Do you have a weblog?

Many, perhaps most, of the people who read my site have weblogs of their own. So naturally, everyone thinks they know why people blog. But it’s important to reiterate, though it’s rarely stated, that people have different goals for their weblogs. Being someone who’s lucky enough to get to advocate weblogs to people who are new to the medium, I love seeing that "Oh, wow!" reaction that first-time weblog readers so often have.

Unfortunately, a lot of people who’ve had a weblog for a long time or who have been involved in the space for years think that goals for new bloggers remain the same as they were for some of us years ago. And that threatens our ability to welcome new voices and perspectives into our medium.
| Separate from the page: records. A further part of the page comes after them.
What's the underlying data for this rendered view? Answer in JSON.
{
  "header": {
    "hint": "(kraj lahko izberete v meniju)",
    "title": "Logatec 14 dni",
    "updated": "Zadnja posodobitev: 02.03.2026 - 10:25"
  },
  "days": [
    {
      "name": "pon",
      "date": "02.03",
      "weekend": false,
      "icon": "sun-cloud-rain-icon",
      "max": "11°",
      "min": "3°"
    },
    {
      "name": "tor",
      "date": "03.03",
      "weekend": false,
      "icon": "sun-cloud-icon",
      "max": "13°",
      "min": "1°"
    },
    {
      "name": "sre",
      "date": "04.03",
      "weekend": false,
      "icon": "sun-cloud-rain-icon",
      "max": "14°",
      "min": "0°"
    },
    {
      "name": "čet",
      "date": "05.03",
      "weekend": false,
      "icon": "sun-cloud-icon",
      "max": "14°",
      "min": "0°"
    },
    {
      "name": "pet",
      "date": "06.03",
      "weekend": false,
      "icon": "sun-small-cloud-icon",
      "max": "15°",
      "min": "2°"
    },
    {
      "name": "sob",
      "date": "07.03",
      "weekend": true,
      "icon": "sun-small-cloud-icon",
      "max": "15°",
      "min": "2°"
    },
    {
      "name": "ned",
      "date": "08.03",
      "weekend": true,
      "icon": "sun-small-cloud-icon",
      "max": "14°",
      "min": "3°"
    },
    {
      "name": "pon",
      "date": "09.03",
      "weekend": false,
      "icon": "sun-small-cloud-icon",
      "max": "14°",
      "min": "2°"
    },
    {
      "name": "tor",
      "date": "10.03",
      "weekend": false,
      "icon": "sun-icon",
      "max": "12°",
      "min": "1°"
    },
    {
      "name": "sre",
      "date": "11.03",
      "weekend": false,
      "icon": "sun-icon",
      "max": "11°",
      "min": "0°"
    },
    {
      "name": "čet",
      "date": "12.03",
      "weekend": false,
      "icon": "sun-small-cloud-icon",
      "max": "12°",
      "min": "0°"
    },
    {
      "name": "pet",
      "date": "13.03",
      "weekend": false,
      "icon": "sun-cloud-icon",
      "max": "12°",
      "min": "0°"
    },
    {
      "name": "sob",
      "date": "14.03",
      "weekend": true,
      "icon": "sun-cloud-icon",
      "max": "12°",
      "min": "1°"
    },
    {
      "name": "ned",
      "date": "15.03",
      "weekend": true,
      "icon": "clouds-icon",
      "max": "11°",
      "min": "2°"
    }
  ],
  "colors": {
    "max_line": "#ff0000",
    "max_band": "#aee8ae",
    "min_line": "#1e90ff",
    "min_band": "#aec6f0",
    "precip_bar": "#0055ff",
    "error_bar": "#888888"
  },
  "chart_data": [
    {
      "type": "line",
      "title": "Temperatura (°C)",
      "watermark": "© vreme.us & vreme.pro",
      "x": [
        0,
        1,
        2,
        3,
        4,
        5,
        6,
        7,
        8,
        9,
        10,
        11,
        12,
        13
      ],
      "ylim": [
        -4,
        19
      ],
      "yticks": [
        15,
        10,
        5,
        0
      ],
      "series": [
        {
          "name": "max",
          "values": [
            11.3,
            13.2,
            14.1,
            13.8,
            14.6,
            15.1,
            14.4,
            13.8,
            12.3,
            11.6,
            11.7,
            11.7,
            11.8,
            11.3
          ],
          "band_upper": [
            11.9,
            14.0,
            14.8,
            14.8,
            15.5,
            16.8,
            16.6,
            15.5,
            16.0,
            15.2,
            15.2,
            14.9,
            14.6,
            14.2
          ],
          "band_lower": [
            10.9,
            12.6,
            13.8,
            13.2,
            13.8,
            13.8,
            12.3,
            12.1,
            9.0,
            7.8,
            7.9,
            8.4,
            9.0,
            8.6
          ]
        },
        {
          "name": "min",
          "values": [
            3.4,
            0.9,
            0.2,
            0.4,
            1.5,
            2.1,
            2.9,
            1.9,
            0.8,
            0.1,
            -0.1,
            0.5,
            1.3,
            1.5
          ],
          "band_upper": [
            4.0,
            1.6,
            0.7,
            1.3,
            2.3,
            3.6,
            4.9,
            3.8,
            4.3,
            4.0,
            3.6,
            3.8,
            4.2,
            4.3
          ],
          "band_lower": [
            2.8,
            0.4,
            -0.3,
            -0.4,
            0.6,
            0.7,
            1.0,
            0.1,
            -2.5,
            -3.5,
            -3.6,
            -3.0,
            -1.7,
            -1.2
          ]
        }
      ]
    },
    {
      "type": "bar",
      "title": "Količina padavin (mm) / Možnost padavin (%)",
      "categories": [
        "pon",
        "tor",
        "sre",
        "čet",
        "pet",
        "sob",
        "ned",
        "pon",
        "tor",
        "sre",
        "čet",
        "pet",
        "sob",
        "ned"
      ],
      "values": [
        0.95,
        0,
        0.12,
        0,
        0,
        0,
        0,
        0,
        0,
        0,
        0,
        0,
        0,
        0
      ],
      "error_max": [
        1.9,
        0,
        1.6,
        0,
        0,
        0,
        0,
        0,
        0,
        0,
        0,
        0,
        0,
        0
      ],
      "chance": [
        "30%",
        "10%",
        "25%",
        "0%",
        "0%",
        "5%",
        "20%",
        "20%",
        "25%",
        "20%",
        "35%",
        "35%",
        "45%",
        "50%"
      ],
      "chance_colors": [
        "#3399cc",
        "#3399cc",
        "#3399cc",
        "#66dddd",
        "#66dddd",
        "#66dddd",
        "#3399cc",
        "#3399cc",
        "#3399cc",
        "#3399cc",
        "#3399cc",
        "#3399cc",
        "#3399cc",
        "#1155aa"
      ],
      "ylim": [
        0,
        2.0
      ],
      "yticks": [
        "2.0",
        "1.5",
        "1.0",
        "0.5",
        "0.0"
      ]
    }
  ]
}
For example, though we have a lot of Blogdex-style link popularity or diffusion indexes, the majority of weblogs these days aren’t interested in having a lot of readers. It’s not that their authors are having a sour-grapes "I didn’t want the traffic anyway…" reaction, they’re genuinely not interested in popularity because their goals are based on communicating with the people whom they already care about, usually their friends and family.

So when I see disparaging of "unpopular" or low-flow weblogs or the use of someone’s readership as a barometer of their legitimacy, credibility or importance, and I have to strongly object. Popularity is easy. What matters is that you connect.